お店の2階の入口を外に出たところで咲ちゃんが元気よくお礼を述べる。
礼儀正しく90度に腰を折って、深々と頭を下げた姿勢。
こういう姿を見るとやっぱり咲ちゃんは真面目なスポーツ女子なんだなと思う。
一方の私はいつもの感じで軽く頭を下げた。
「それにしてもええ食べっぷりやったね」
「えへへ。恩に着まーす」
「あ、そう? ほんならインスタのフォローかLINEの連絡先でも交換しよか」
「ま、まじっすか?!」
「もちろんやん」
あたふたとカバンの中のスマホを探す咲ちゃん。
底まで掻き回してやっと見つけると、迷わず即座にLINEを起動させるのが見えた。
「こ、これを!」
自分のQRコードを差し出す。
葵さんが笑顔でカメラを向けた。
「はいはーい」
「でも…『ほんなら』ってどういう意味ですか?」
咲ちゃんは葵さんがスマホでQRコードを読み取ってから首を傾げる。
私は「もう…」とため息をついた。
「深い意味なんてないよ。ただ、ウチらが次ライヴする時は咲ちゃんの友だちも誘って欲しいなーって。やっぱりみんなで盛り上がったほうが楽しいやん?」
「わかります、やっぱりイベントはみんなでワイワイやるほうが楽しいもん!」
「せやろ。
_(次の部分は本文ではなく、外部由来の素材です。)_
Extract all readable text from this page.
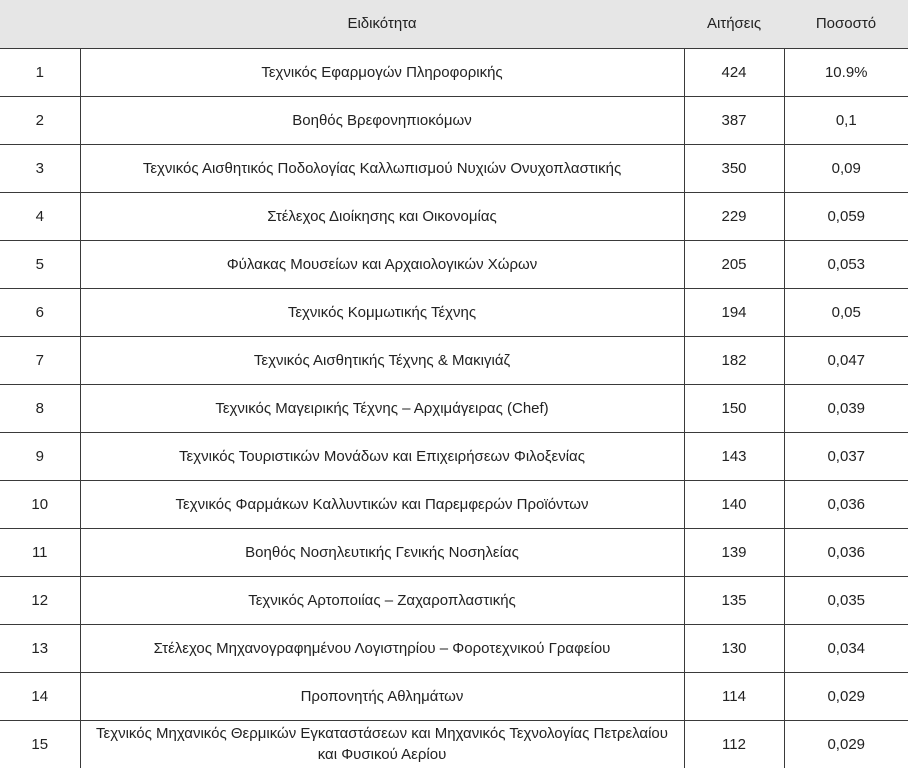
	Ειδικότητα	Αιτήσεις	Ποσοστό
1	Τεχνικός Εφαρμογών Πληροφορικής	424	10.9%
2	Βοηθός Βρεφονηπιοκόμων	387	0,1
3	Τεχνικός Αισθητικός Ποδολογίας Καλλωπισμού Νυχιών Ονυχοπλαστικής	350	0,09
4	Στέλεχος Διοίκησης και Οικονομίας	229	0,059
5	Φύλακας Μουσείων και Αρχαιολογικών Χώρων	205	0,053
6	Τεχνικός Κομμωτικής Τέχνης	194	0,05
7	Τεχνικός Αισθητικής Τέχνης & Μακιγιάζ	182	0,047
8	Τεχνικός Μαγειρικής Τέχνης – Αρχιμάγειρας (Chef)	150	0,039
9	Τεχνικός Τουριστικών Μονάδων και Επιχειρήσεων Φιλοξενίας	143	0,037
10	Τεχνικός Φαρμάκων Καλλυντικών και Παρεμφερών Προϊόντων	140	0,036
11	Βοηθός Νοσηλευτικής Γενικής Νοσηλείας	139	0,036
12	Τεχνικός Αρτοποιίας – Ζαχαροπλαστικής	135	0,035
13	Στέλεχος Μηχανογραφημένου Λογιστηρίου – Φοροτεχνικού Γραφείου	130	0,034
14	Προπονητής Αθλημάτων	114	0,029
15	Τεχνικός Μηχανικός Θερμικών Εγκαταστάσεων και Μηχανικός Τεχνολογίας Πετρελαίου και Φυσικού Αερίου	112	0,029
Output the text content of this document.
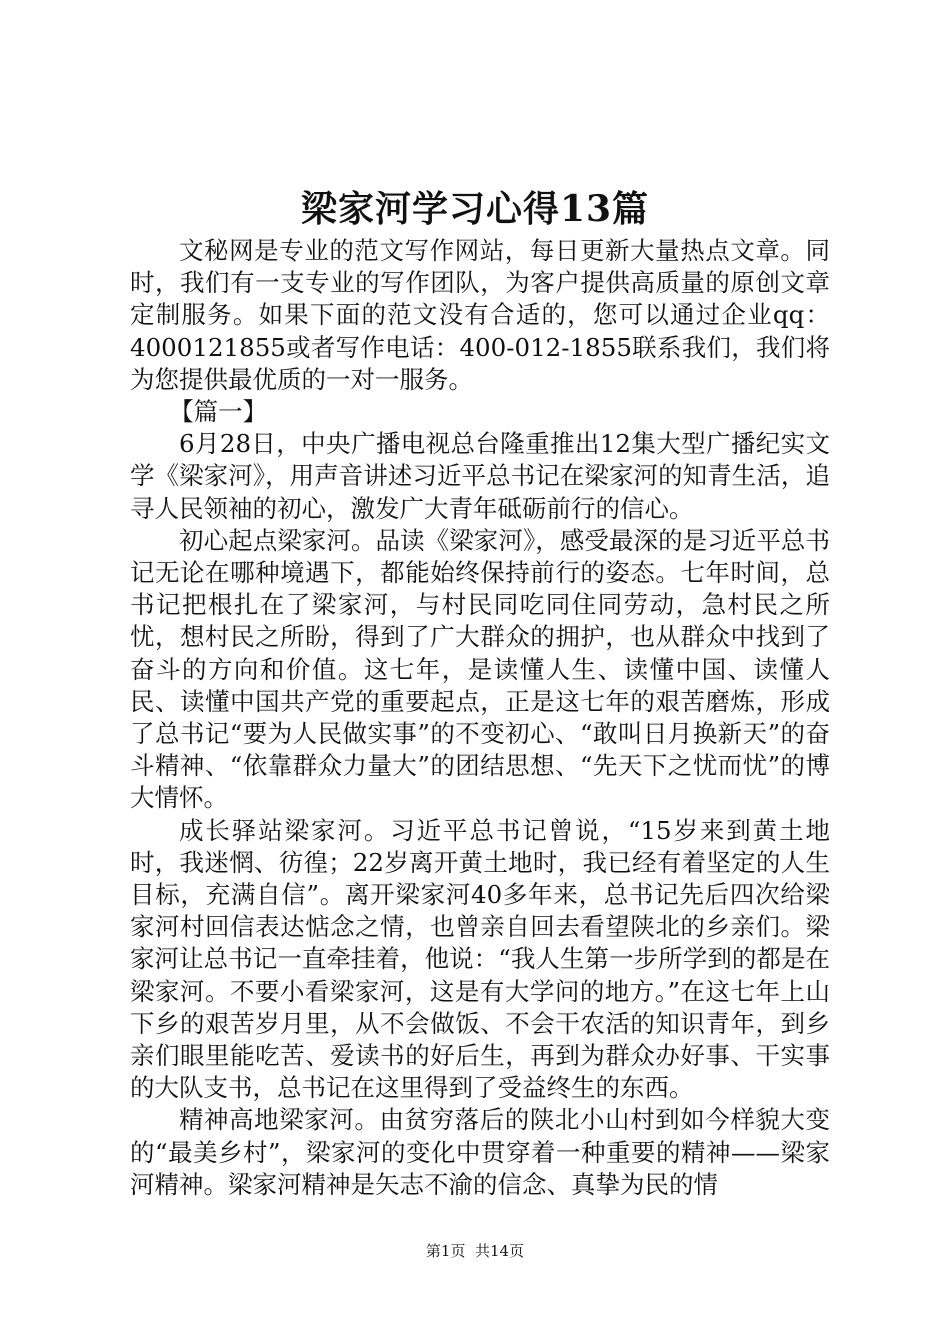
梁家河学习心得13篇

文秘网是专业的范文写作网站，每日更新大量热点文章。同时，我们有一支专业的写作团队，为客户提供高质量的原创文章定制服务。如果下面的范文没有合适的，您可以通过企业qq：4000121855或者写作电话：400-012-1855联系我们，我们将为您提供最优质的一对一服务。

【篇一】

6月28日，中央广播电视总台隆重推出12集大型广播纪实文学《梁家河》，用声音讲述习近平总书记在梁家河的知青生活，追寻人民领袖的初心，激发广大青年砥砺前行的信心。

初心起点梁家河。品读《梁家河》，感受最深的是习近平总书记无论在哪种境遇下，都能始终保持前行的姿态。七年时间，总书记把根扎在了梁家河，与村民同吃同住同劳动，急村民之所忧，想村民之所盼，得到了广大群众的拥护，也从群众中找到了奋斗的方向和价值。这七年，是读懂人生、读懂中国、读懂人民、读懂中国共产党的重要起点，正是这七年的艰苦磨炼，形成了总书记“要为人民做实事”的不变初心、“敢叫日月换新天”的奋斗精神、“依靠群众力量大”的团结思想、“先天下之忧而忧”的博大情怀。

成长驿站梁家河。习近平总书记曾说，“15岁来到黄土地时，我迷惘、彷徨；22岁离开黄土地时，我已经有着坚定的人生目标，充满自信”。离开梁家河40多年来，总书记先后四次给梁家河村回信表达惦念之情，也曾亲自回去看望陕北的乡亲们。梁家河让总书记一直牵挂着，他说：“我人生第一步所学到的都是在梁家河。不要小看梁家河，这是有大学问的地方。”在这七年上山下乡的艰苦岁月里，从不会做饭、不会干农活的知识青年，到乡亲们眼里能吃苦、爱读书的好后生，再到为群众办好事、干实事的大队支书，总书记在这里得到了受益终生的东西。

精神高地梁家河。由贫穷落后的陕北小山村到如今样貌大变的“最美乡村”，梁家河的变化中贯穿着一种重要的精神——梁家河精神。梁家河精神是矢志不渝的信念、真挚为民的情

第1页  共14页
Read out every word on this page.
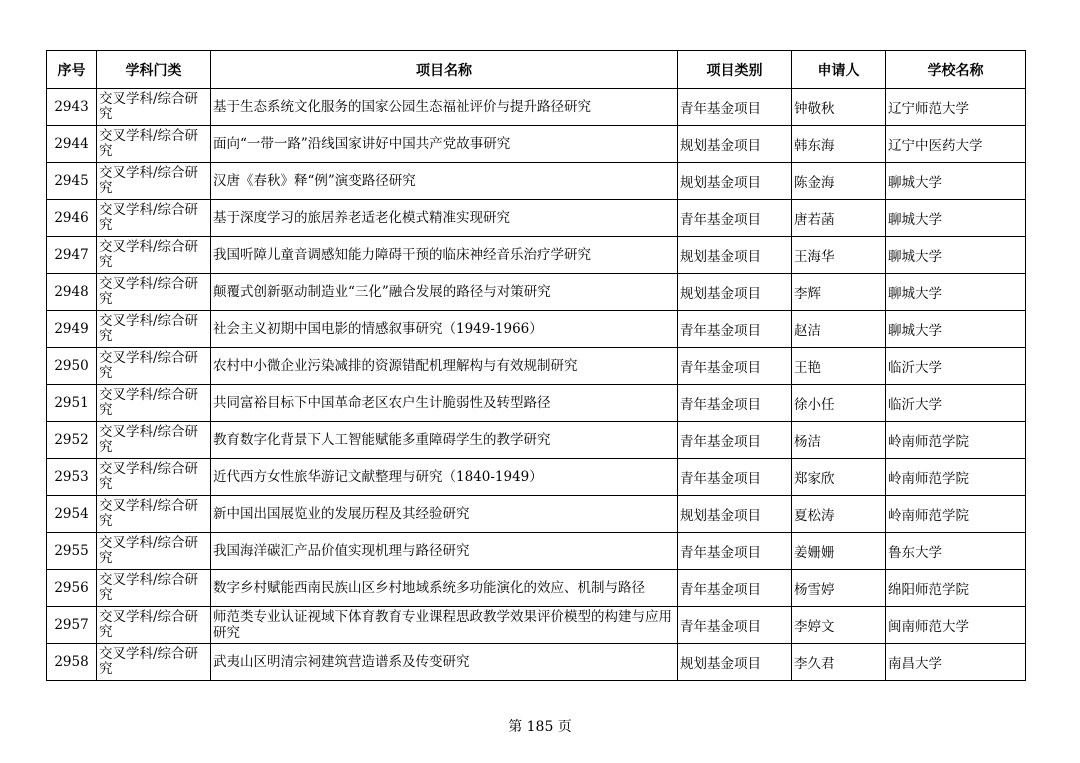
序号	学科门类	项目名称	项目类别	申请人	学校名称
2943	交叉学科/综合研究	基于生态系统文化服务的国家公园生态福祉评价与提升路径研究	青年基金项目	钟敬秋	辽宁师范大学
2944	交叉学科/综合研究	面向“一带一路”沿线国家讲好中国共产党故事研究	规划基金项目	韩东海	辽宁中医药大学
2945	交叉学科/综合研究	汉唐《春秋》释“例”演变路径研究	规划基金项目	陈金海	聊城大学
2946	交叉学科/综合研究	基于深度学习的旅居养老适老化模式精准实现研究	青年基金项目	唐若菡	聊城大学
2947	交叉学科/综合研究	我国听障儿童音调感知能力障碍干预的临床神经音乐治疗学研究	规划基金项目	王海华	聊城大学
2948	交叉学科/综合研究	颠覆式创新驱动制造业“三化”融合发展的路径与对策研究	规划基金项目	李辉	聊城大学
2949	交叉学科/综合研究	社会主义初期中国电影的情感叙事研究（1949-1966）	青年基金项目	赵洁	聊城大学
2950	交叉学科/综合研究	农村中小微企业污染减排的资源错配机理解构与有效规制研究	青年基金项目	王艳	临沂大学
2951	交叉学科/综合研究	共同富裕目标下中国革命老区农户生计脆弱性及转型路径	青年基金项目	徐小任	临沂大学
2952	交叉学科/综合研究	教育数字化背景下人工智能赋能多重障碍学生的教学研究	青年基金项目	杨洁	岭南师范学院
2953	交叉学科/综合研究	近代西方女性旅华游记文献整理与研究（1840-1949）	青年基金项目	郑家欣	岭南师范学院
2954	交叉学科/综合研究	新中国出国展览业的发展历程及其经验研究	规划基金项目	夏松涛	岭南师范学院
2955	交叉学科/综合研究	我国海洋碳汇产品价值实现机理与路径研究	青年基金项目	姜姗姗	鲁东大学
2956	交叉学科/综合研究	数字乡村赋能西南民族山区乡村地域系统多功能演化的效应、机制与路径	青年基金项目	杨雪婷	绵阳师范学院
2957	交叉学科/综合研究	师范类专业认证视域下体育教育专业课程思政教学效果评价模型的构建与应用研究	青年基金项目	李婷文	闽南师范大学
2958	交叉学科/综合研究	武夷山区明清宗祠建筑营造谱系及传变研究	规划基金项目	李久君	南昌大学
第 185 页
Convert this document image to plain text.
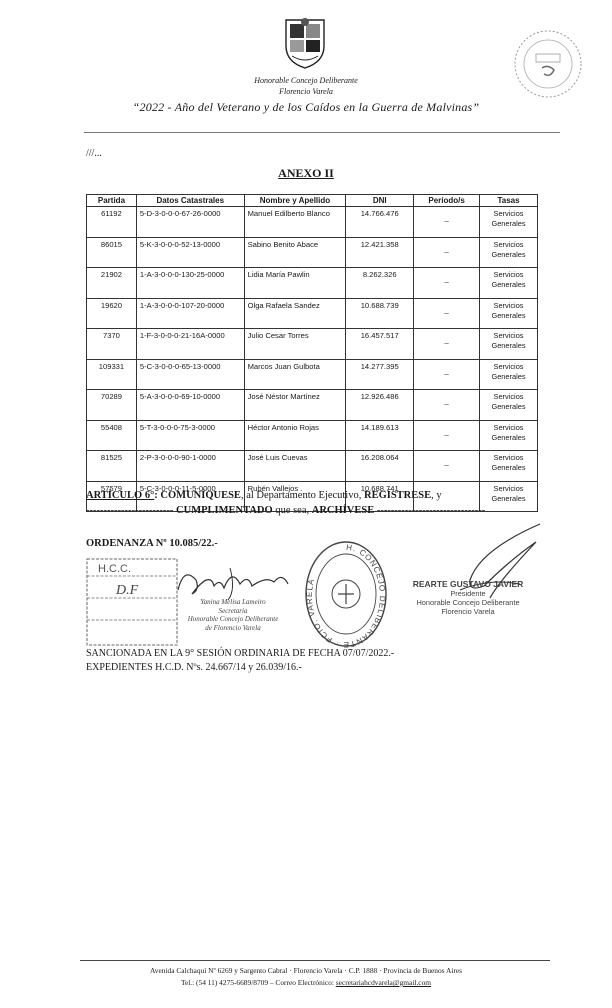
Honorable Concejo Deliberante
Florencio Varela
“2022 - Año del Veterano y de los Caídos en la Guerra de Malvinas”
///...
ANEXO II
Partida	Datos Catastrales	Nombre y Apellido	DNI	Período/s	Tasas
61192	5-D-3-0-0-0-67-26-0000	Manuel Edilberto Blanco	14.766.476	_	Servicios Generales
86015	5-K-3-0-0-0-52-13-0000	Sabino Benito Abace	12.421.358	_	Servicios Generales
21902	1-A-3-0-0-0-130-25-0000	Lidia María Pawlin	8.262.326	_	Servicios Generales
19620	1-A-3-0-0-0-107-20-0000	Olga Rafaela Sandez	10.688.739	_	Servicios Generales
7370	1-F-3-0-0-0-21-16A-0000	Julio Cesar Torres	16.457.517	_	Servicios Generales
109331	5-C-3-0-0-0-65-13-0000	Marcos Juan Gulbota	14.277.395	_	Servicios Generales
70289	5-A-3-0-0-0-69-10-0000	José Néstor Martínez	12.926.486	_	Servicios Generales
55408	5-T-3-0-0-0-75-3-0000	Héctor Antonio Rojas	14.189.613	_	Servicios Generales
81525	2-P-3-0-0-0-90-1-0000	José Luis Cuevas	16.208.064	_	Servicios Generales
57579	5-C-3-0-0-0-11-5-0000	Rubén Vallejos .	10.688.741		Servicios Generales
ARTÍCULO 6°: COMUNÍQUESE, al Departamento Ejecutivo, REGÍSTRESE, y
------------------------- CUMPLIMENTADO que sea, ARCHÍVESE -------------------------------
ORDENANZA Nº 10.085/22.-
H.C.C.
D.F
Yanina Melisa Lameiro
Secretaria
Honorable Concejo Deliberante
de Florencio Varela
H. CONCEJO DELIBERANTE · FCIO. VARELA	REARTE GUSTAVO JAVIER
Presidente
Honorable Concejo Deliberante
Florencio Varela
SANCIONADA EN LA 9° SESIÓN ORDINARIA DE FECHA 07/07/2022.-
EXPEDIENTES H.C.D. Nºs. 24.667/14 y 26.039/16.-
Avenida Calchaquí Nº 6269 y Sargento Cabral · Florencio Varela · C.P. 1888 · Provincia de Buenos Aires
Tel.: (54 11) 4275-6689/8709 – Correo Electrónico: secretariahcdvarela@gmail.com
だからその時は頼むで咲ちゃん」
「任せといてください!」
咲ちゃんが自信満々の表情でドンッと自分の胸を叩く。
見事に葵さんの術中にはまってる。
まあ、知り合いのツテでお客さんを呼ぶのは正攻法だから、葵さんは間違ってはいないんだけど…
でもなんだか煮えきらない。
「なんなん春ちゃん、そんなムスッとして」
「べつに…」
凛子さんも葵さんもそういうところはリアリストだ。
けどもし今ここに蘭子さんがいたら、きっと私の味方をしてくれるはずだ。そう思った。